О’ва разыгрывал пантомиму, начав с того момента, когда олень, увидев манившую его руку, лениво приблизился к ней и в него ударила стрела. У Сантэн было ощущение дежа вю, будто она видела все собственными глазами, — до такой степени точно воспроизводилось случившееся.
О’ва поскакал галопом; он прыгал, как сернобык, но потом начал слабеть и спотыкаться.
Он тяжело дышал, опустив голову, и Сантэн вдруг прониклась сочувствием к раненому зверю. Она вспомнила Нюажа, и на глаза навернулись слезы, но Х’ани хлопала в ладоши и одобрительно вскрикивала:
— Умри, о самец, чтобы мы почтили тебя и смогли жить!
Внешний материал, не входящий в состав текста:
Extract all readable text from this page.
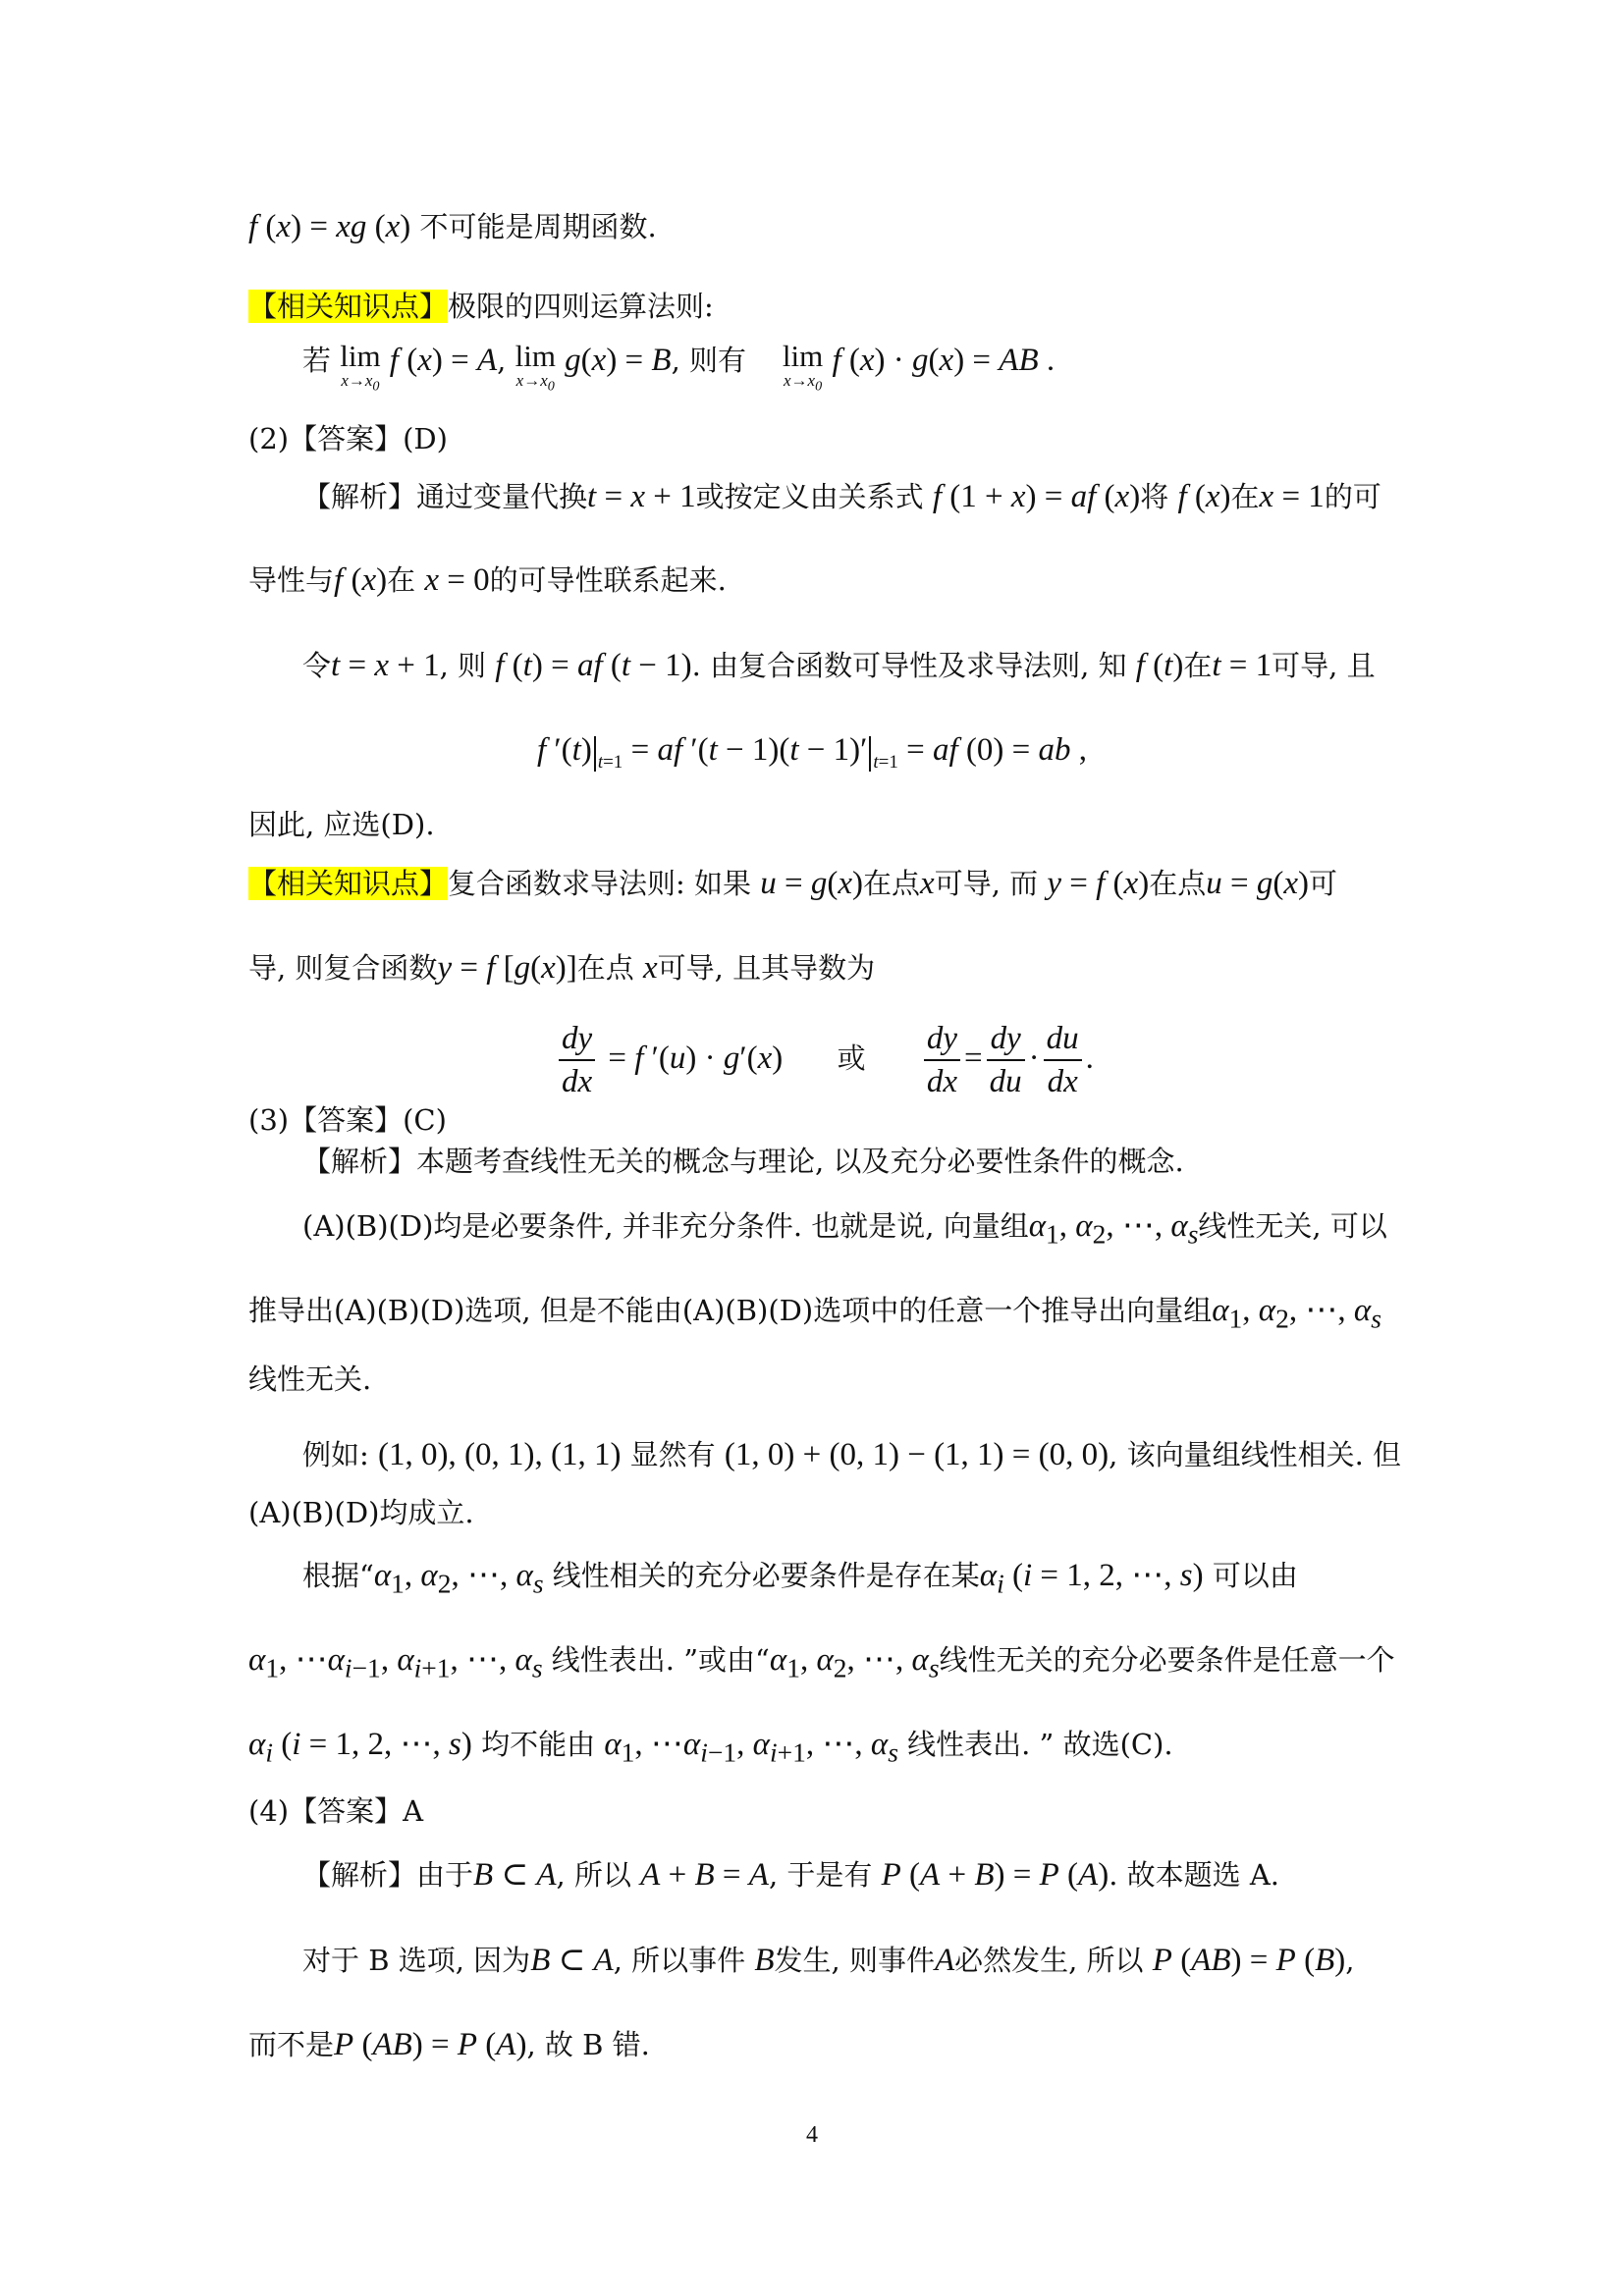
f (x) = xg (x) 不可能是周期函数.
【相关知识点】极限的四则运算法则:
若 lim
$x\to x_0$
f (x) = A, lim
$x\to x_0$
g(x) = B, 则有 lim
$x\to x_0$
f (x) · g(x) = AB .
(2)【答案】(D)
【解析】通过变量代换t = x + 1或按定义由关系式 f (1 + x) = af (x)将 f (x)在x = 1的可
导性与f (x)在 x = 0的可导性联系起来.
令t = x + 1, 则 f (t) = af (t − 1). 由复合函数可导性及求导法则, 知 f (t)在t = 1可导, 且
f ′(t) $_{t=1}$ = af ′(t − 1)(t − 1)′ $_{t=1}$ = af (0) = ab ,
因此, 应选(D).
【相关知识点】复合函数求导法则: 如果 u = g(x)在点x可导, 而 y = f (x)在点u = g(x)可
导, 则复合函数y = f [g(x)]在点 x可导, 且其导数为
$\frac{dy}{dx} = f$ ′(u) · g′(x) 或 $\frac{dy}{dx} = \frac{dy}{du} \cdot \frac{du}{dx}$ .
(3)【答案】(C)
【解析】本题考查线性无关的概念与理论, 以及充分必要性条件的概念.
(A)(B)(D)均是必要条件, 并非充分条件. 也就是说, 向量组$\alpha_1$, $\alpha_2$, ⋯, $\alpha_s$线性无关, 可以
推导出(A)(B)(D)选项, 但是不能由(A)(B)(D)选项中的任意一个推导出向量组$\alpha_1$, $\alpha_2$, ⋯, $\alpha_s$
线性无关.
例如: (1, 0), (0, 1), (1, 1) 显然有 (1, 0) + (0, 1) − (1, 1) = (0, 0), 该向量组线性相关. 但
(A)(B)(D)均成立.
根据“$\alpha_1$, $\alpha_2$, ⋯, $\alpha_s$ 线性相关的充分必要条件是存在某$\alpha_i$ (i = 1, 2, ⋯, s) 可以由
$\alpha_1$, $\cdots\alpha_{i-1}$, $\alpha_{i+1}$, ⋯, $\alpha_s$ 线性表出. ”或由“$\alpha_1$, $\alpha_2$, ⋯, $\alpha_s$线性无关的充分必要条件是任意一个
$\alpha_i$ (i = 1, 2, ⋯, s) 均不能由 $\alpha_1$, $\cdots\alpha_{i-1}$, $\alpha_{i+1}$, ⋯, $\alpha_s$ 线性表出. ” 故选(C).
(4)【答案】A
【解析】由于B ⊂ A, 所以 A + B = A, 于是有 P (A + B) = P (A). 故本题选 A.
对于 B 选项, 因为B ⊂ A, 所以事件 B发生, 则事件A必然发生, 所以 P (AB) = P (B),
而不是P (AB) = P (A), 故 B 错.
4
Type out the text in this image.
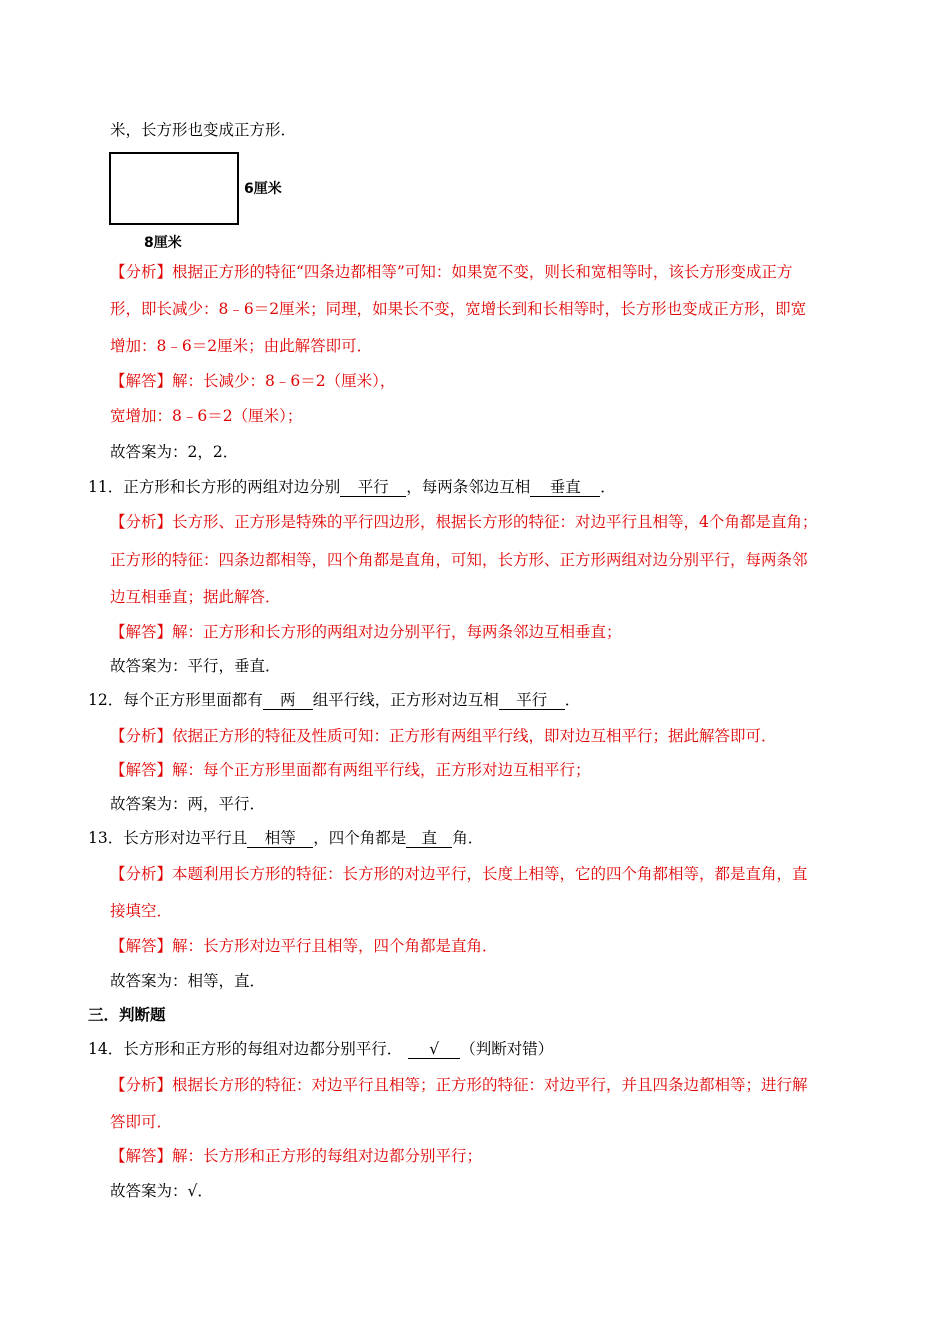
米，长方形也变成正方形．
6厘米
8厘米
【分析】根据正方形的特征“四条边都相等”可知：如果宽不变，则长和宽相等时，该长方形变成正方
形，即长减少：8﹣6＝2厘米；同理，如果长不变，宽增长到和长相等时，长方形也变成正方形，即宽
增加：8﹣6＝2厘米；由此解答即可．
【解答】解：长减少：8﹣6＝2（厘米），
宽增加：8﹣6＝2（厘米）；
故答案为：2，2．
11．正方形和长方形的两组对边分别 平行 ，每两条邻边互相 垂直 ．
【分析】长方形、正方形是特殊的平行四边形，根据长方形的特征：对边平行且相等，4个角都是直角；
正方形的特征：四条边都相等，四个角都是直角，可知，长方形、正方形两组对边分别平行，每两条邻
边互相垂直；据此解答．
【解答】解：正方形和长方形的两组对边分别平行，每两条邻边互相垂直；
故答案为：平行，垂直．
12．每个正方形里面都有 两 组平行线，正方形对边互相 平行 ．
【分析】依据正方形的特征及性质可知：正方形有两组平行线，即对边互相平行；据此解答即可．
【解答】解：每个正方形里面都有两组平行线，正方形对边互相平行；
故答案为：两，平行．
13．长方形对边平行且 相等 ，四个角都是 直 角．
【分析】本题利用长方形的特征：长方形的对边平行，长度上相等，它的四个角都相等，都是直角，直
接填空．
【解答】解：长方形对边平行且相等，四个角都是直角．
故答案为：相等，直．
三．判断题
14．长方形和正方形的每组对边都分别平行． √ （判断对错）
【分析】根据长方形的特征：对边平行且相等；正方形的特征：对边平行，并且四条边都相等；进行解
答即可．
【解答】解：长方形和正方形的每组对边都分别平行；
故答案为：√．
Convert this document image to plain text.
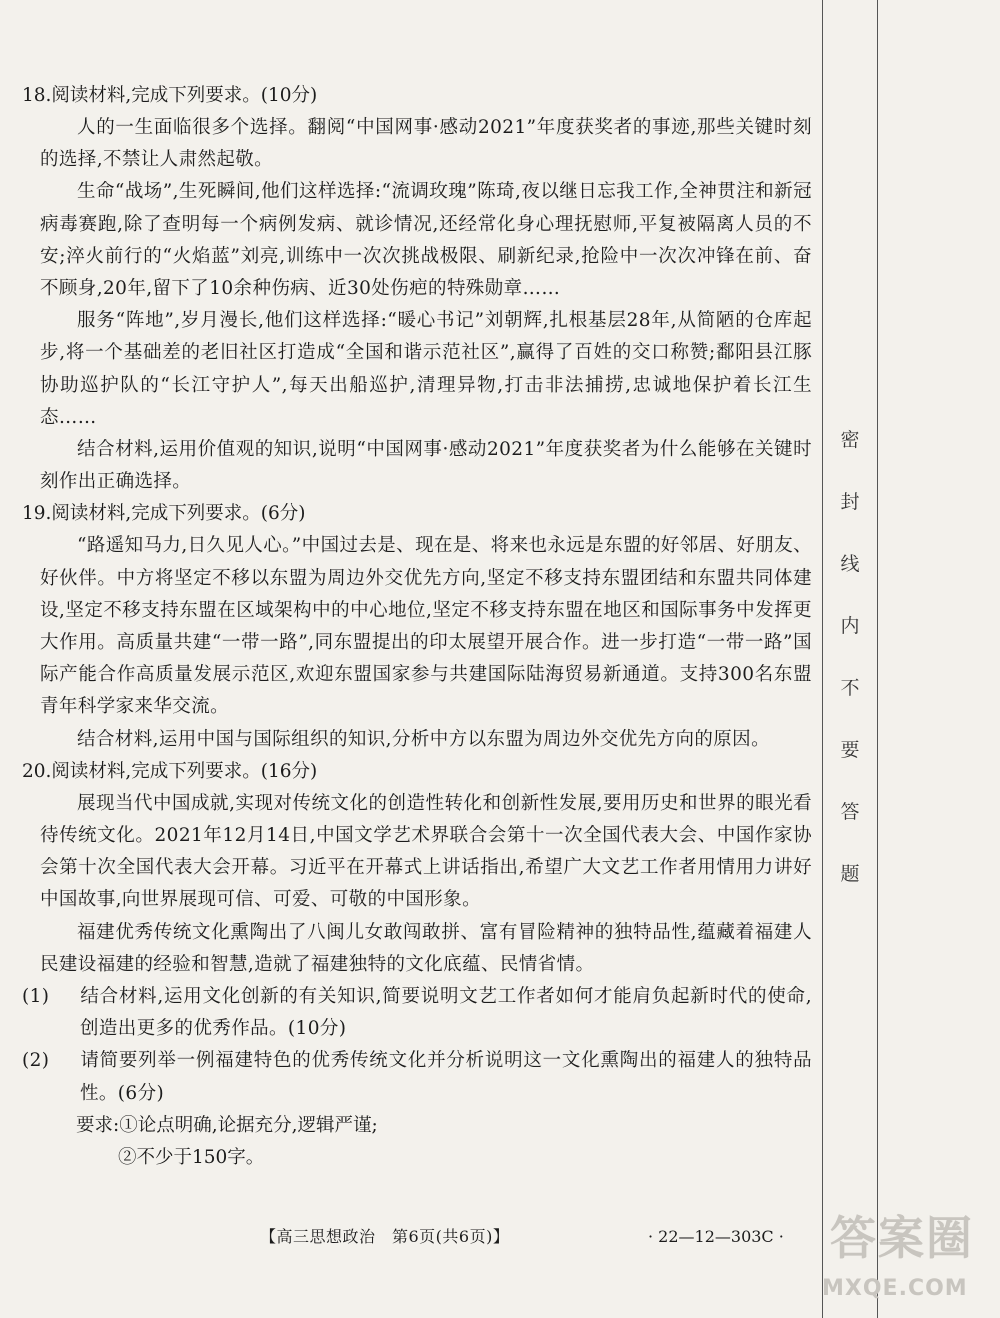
18.阅读材料,完成下列要求。(10分)

人的一生面临很多个选择。翻阅“中国网事·感动2021”年度获奖者的事迹,那些关键时刻的选择,不禁让人肃然起敬。

生命“战场”,生死瞬间,他们这样选择:“流调玫瑰”陈琦,夜以继日忘我工作,全神贯注和新冠病毒赛跑,除了查明每一个病例发病、就诊情况,还经常化身心理抚慰师,平复被隔离人员的不安;淬火前行的“火焰蓝”刘亮,训练中一次次挑战极限、刷新纪录,抢险中一次次冲锋在前、奋不顾身,20年,留下了10余种伤病、近30处伤疤的特殊勋章……

服务“阵地”,岁月漫长,他们这样选择:“暖心书记”刘朝辉,扎根基层28年,从简陋的仓库起步,将一个基础差的老旧社区打造成“全国和谐示范社区”,赢得了百姓的交口称赞;鄱阳县江豚协助巡护队的“长江守护人”,每天出船巡护,清理异物,打击非法捕捞,忠诚地保护着长江生态……

结合材料,运用价值观的知识,说明“中国网事·感动2021”年度获奖者为什么能够在关键时刻作出正确选择。

19.阅读材料,完成下列要求。(6分)

“路遥知马力,日久见人心。”中国过去是、现在是、将来也永远是东盟的好邻居、好朋友、好伙伴。中方将坚定不移以东盟为周边外交优先方向,坚定不移支持东盟团结和东盟共同体建设,坚定不移支持东盟在区域架构中的中心地位,坚定不移支持东盟在地区和国际事务中发挥更大作用。高质量共建“一带一路”,同东盟提出的印太展望开展合作。进一步打造“一带一路”国际产能合作高质量发展示范区,欢迎东盟国家参与共建国际陆海贸易新通道。支持300名东盟青年科学家来华交流。

结合材料,运用中国与国际组织的知识,分析中方以东盟为周边外交优先方向的原因。

20.阅读材料,完成下列要求。(16分)

展现当代中国成就,实现对传统文化的创造性转化和创新性发展,要用历史和世界的眼光看待传统文化。2021年12月14日,中国文学艺术界联合会第十一次全国代表大会、中国作家协会第十次全国代表大会开幕。习近平在开幕式上讲话指出,希望广大文艺工作者用情用力讲好中国故事,向世界展现可信、可爱、可敬的中国形象。

福建优秀传统文化熏陶出了八闽儿女敢闯敢拼、富有冒险精神的独特品性,蕴藏着福建人民建设福建的经验和智慧,造就了福建独特的文化底蕴、民情省情。

(1) 结合材料,运用文化创新的有关知识,简要说明文艺工作者如何才能肩负起新时代的使命,创造出更多的优秀作品。(10分)

(2) 请简要列举一例福建特色的优秀传统文化并分析说明这一文化熏陶出的福建人的独特品性。(6分)

要求:①论点明确,论据充分,逻辑严谨;

②不少于150字。

密
封
线
内
不
要
答
题
【高三思想政治　第6页(共6页)】	· 22—12—303C · 答案圈
MXQE.COM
О’ва двигался по широкому кругу, его рогатая голова стала слишком тяжелой, чтобы нести ее, он опустился на землю и содрогнулся в последних конвульсиях, когда яд растекся по жилам.
Все это было так убедительно, что Сантэн больше не видела маленького бушмена — она видела быка, которого изображал О’ва. И ни на миг не усомнилась в могуществе заклинаний, которыми окутывал свою добычу О’ва.
— Ах! — воскликнула Х’ани. — Упал! Большой самец издох.
И Сантэн безоговорочно поверила ей.
Они напились из яиц-бутылок, а затем О’ва отломил с высохшего дерева ветку и обточил ее с одного конца так, чтобы налезал сделанный из буйволиной кости наконечник копья; наконечник он достал из своего мешка. Привязав его, он взвесил в руке тяжелое оружие, будто проверял его крепость.
— Пора идти за быком, — объявил он и повел женщин по равнине.
Первое впечатление Сантэн оказалось верным. Они миновали страну дюн, но лежащая впереди равнина была не менее страшной, а мертвые деревья необычных очертаний придавали ей сюрреалистический и потусторонний вид.